On Tuesday Jan. 19, Ortega asked border agents before he was sent across the border if there was anything else he could do to continue fighting his case, but he says he was told no.
“I think that what they wanted was to kick me out before Biden signed what he signed,” Ortega told Reuters in a series of phone interviews after his deportation. ICE did not respond to a request for comment on Ortega’s case.
His wife, Maria Ortega, a U.S. permanent resident, and three adult daughters, one a U.S. citizen and the other two permanent residents, drove four hours to cross into Ciudad Juarez and meet him on the other side. The family embraced, weeping.
Ortega said his family never planned to stay long in the United States when they crossed
in the 1990s. They entered on a 15-day visa intending to help his brother who was caring for a child with cancer. But the treatment dragged on for months and the Ortegas’ young girls started going to school. Life took over.
After working a few years as a ranch hand, Ortega moved into construction, eventually going into business for himself remodeling homes.
“My dad is his house, his work, his family and that’s it,” said his middle daughter Adriana, 35, who has a special ringtone programmed in her cell phone for her father’s frequent calls. “That’s why it is all kind of shocking.”
In 2006, Ortega was moving house from Sherman, Texas, to Midland when his truck broke down at a gas station. A local sheriff stopped to see if he needed help but then asked for his residency papers. When Ortega admitted he didn’t have any, he was arrested and sent to immigration court.
He lost his case and appealed, though he said he never knew the outcome until deportation officers handed him a three-page document with the 2007 denial last week because the paperwork didn’t arrive at his house after he moved, he said.
The document, seen by Reuters, said the judge believed he had not sufficiently proven his relationship to his U.S. citizen daughter and that his deportation would not cause his family enough “extreme and unusual” hardship to have his removal canceled.
A SCARRED HOMETOWN
Ortega returned to Mexico for the first time in 30 years to find his hometown of El Porvenir, around an hour south of Ciudad Juarez, totally transformed. When he and Maria started dating at 15, they would eat ice cream in the plaza and go to dances, strolling the streets late into the night, Maria said.
Now on a drive around the town a couple days after he arrived, he saw burned and abandoned buildings and few people outside, the legacy of years of violent clashes between rival drug cartels.

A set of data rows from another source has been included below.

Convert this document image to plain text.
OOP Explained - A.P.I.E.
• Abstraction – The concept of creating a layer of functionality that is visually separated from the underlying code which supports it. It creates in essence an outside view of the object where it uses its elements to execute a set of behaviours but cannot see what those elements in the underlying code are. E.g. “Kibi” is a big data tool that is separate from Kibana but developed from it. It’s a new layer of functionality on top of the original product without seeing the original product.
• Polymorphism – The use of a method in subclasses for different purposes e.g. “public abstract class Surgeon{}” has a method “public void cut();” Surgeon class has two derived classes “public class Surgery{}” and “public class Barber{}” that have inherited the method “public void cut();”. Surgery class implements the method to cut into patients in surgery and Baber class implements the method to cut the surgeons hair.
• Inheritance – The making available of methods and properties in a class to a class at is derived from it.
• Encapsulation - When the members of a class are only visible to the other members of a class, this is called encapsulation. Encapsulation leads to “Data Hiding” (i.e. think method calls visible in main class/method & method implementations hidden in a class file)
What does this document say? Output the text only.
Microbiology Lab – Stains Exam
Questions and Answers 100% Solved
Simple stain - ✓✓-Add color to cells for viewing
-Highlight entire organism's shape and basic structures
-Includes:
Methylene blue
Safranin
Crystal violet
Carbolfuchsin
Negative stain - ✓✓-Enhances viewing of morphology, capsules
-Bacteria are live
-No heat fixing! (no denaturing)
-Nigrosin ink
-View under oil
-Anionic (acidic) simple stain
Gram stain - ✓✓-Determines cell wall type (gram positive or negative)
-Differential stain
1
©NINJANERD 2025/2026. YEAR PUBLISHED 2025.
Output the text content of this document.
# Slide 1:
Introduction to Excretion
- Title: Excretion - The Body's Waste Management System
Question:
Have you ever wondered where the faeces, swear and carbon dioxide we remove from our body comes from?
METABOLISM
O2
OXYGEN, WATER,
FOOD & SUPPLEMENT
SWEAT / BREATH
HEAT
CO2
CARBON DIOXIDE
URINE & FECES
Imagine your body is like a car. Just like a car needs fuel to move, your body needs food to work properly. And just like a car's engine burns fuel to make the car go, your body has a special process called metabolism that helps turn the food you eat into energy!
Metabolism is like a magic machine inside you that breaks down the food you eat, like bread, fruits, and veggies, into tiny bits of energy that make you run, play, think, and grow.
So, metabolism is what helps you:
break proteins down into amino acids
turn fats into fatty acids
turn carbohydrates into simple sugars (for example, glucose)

Staying with his brother-in-law – Ortega’s only remaining relative in the city – he is trying to make himself useful around the house by fixing up the aging electrical system and other odd jobs. But he had not been prepared to live out his retirement years in a different country than his family.
Maria, who has diabetes and other health problems, has to stay close to her U.S. doctors and can’t drive on her own. Adriana, a single mom, is thinking of picking up another job to help support her two aging parents on both sides of the border.
“Everything is different, I am scared to be in my hometown,” said Ortega. “I don’t know where to begin.”
Barring changes to immigration laws under Biden, there is currently no clear path for him to return.